Inform your healthcare practitioner if you stay away from physical exercise out of concern that it will increase your risk of falling. Your doctor could suggest closely watched workout regimens or provide a physical therapy referral for you. Your physical therapist can design a personalized workout regimen to enhance your muscular strength, flexibility, and balance.

3. Put on appropriate footwear

If you’re planning to prevent falls, think about switching up your footwear. Shoes with slippery soles, high heels, and floppy slippers might cause you to trip, fall, and slip. Strolling in your pajamas is also an option. Wear sturdy, flat shoes with nonskid bottoms that fit correctly instead. Wearing sensible shoes might help lessen joint discomfort.

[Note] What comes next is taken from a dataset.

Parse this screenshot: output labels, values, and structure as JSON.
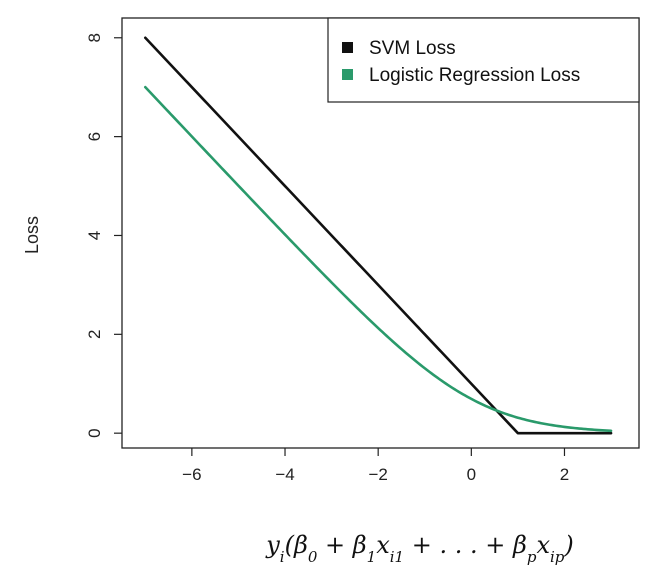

4. Eliminate dangers at home

Examine your house for any areas that can present a fall risk. To increase the safety of your house:

Clear the pathways of any boxes, newspapers, phone cords, and electrical cords.

Plant stands, coffee tables, and magazine racks should be moved out of busy places.

Remove loose rugs from your house or secure them with tacks, double-faced tape, or a backing that resists slippage.

As soon as possible, fix any loose wooden planks and carpets.

Keep food, dishes, clothes, and other essentials close to hand.

Clean up spilled food, grease, or liquids right away.

Put non-slip mats in the shower or bathtub. To sit while taking a shower, use a bath seat.

5. Add some lighting to your living area

Maintain good lighting around your house to prevent trips over dimly lit areas. Moreover:

Install night lights in the corridors, bathroom, and bedroom.

If you need to get out of bed in the middle of the night, keep a lamp handy.

Provide easy access to light switches that are not located close to room entrances. Think about switching to lit or glow-in-the-dark switches in place of standard switches.

Before ascending or descending stairs, turn on the lights.

Keep flashlights in locations that are simple to locate in case of power disruptions.